По улице тяжко катили автомобили, автобусы, грузовики – вверх и вниз, газуя, выбрасывая белые и черные облачка. Стены какой-то церкви, как будто рассеченной надвое этой дорогой, были перепачканы ошметками дорожной грязи. Над входом во двор справа в копоти и измороси ярчела красками какая-то сомнамбулическая «Троица» Рублева. Косточкин прочитал, что это женский монастырь. Поколебался, входить или нет во двор, и прошагал мимо, только позже сообразив, что поступил логично. Смешно было бы снимать молодых в монастырском дворе. А так, самому ему все это было не интересно.

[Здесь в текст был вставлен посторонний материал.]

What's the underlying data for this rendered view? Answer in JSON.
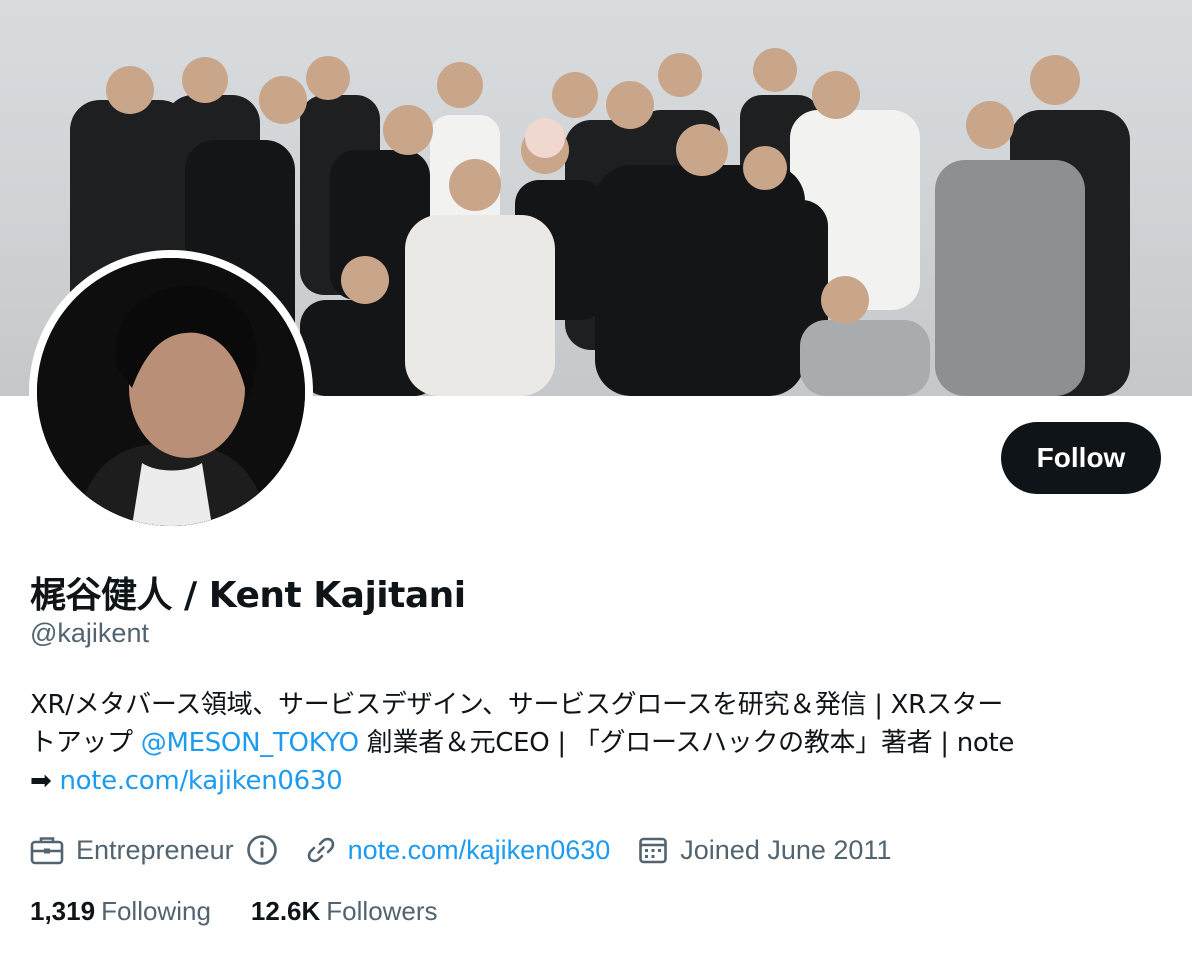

Его мама, учитель французского, говаривала так, переиначивая чье-то знаменитое изречение: «Не верую, ибо абсурдно». И попробуй ухватить, что именно абсурдно, то ли неверие, то ли вера. Но мама полагала, что как раз – вера. Отец уверял, что мама упрощает картину мира, многокрасочную, и все хочет свести к какой-то таблице умножения. Правда, сам он не был ни православным, ни католиком, ни мусульманином, ни буддистом, но симпатизировал и тем, и другим, и третьим, за исключением мусульман – «изобретателей вечной женской тюрьмы – чадры». А женщины лучше мужчин, тоньше, интеллигентнее. И скорее бы вернулись времена матриархата. Отец был дизайнером не только по профессии, но и по духу. Паша Косточкин был на стороне мамы. Хотя признавал, что насчет многокрасочности отец, наверное, прав. Когда на Арбате появляются танцующие кришнаиты в оранжевых и желтых одеждах – это весело. И фотогенично.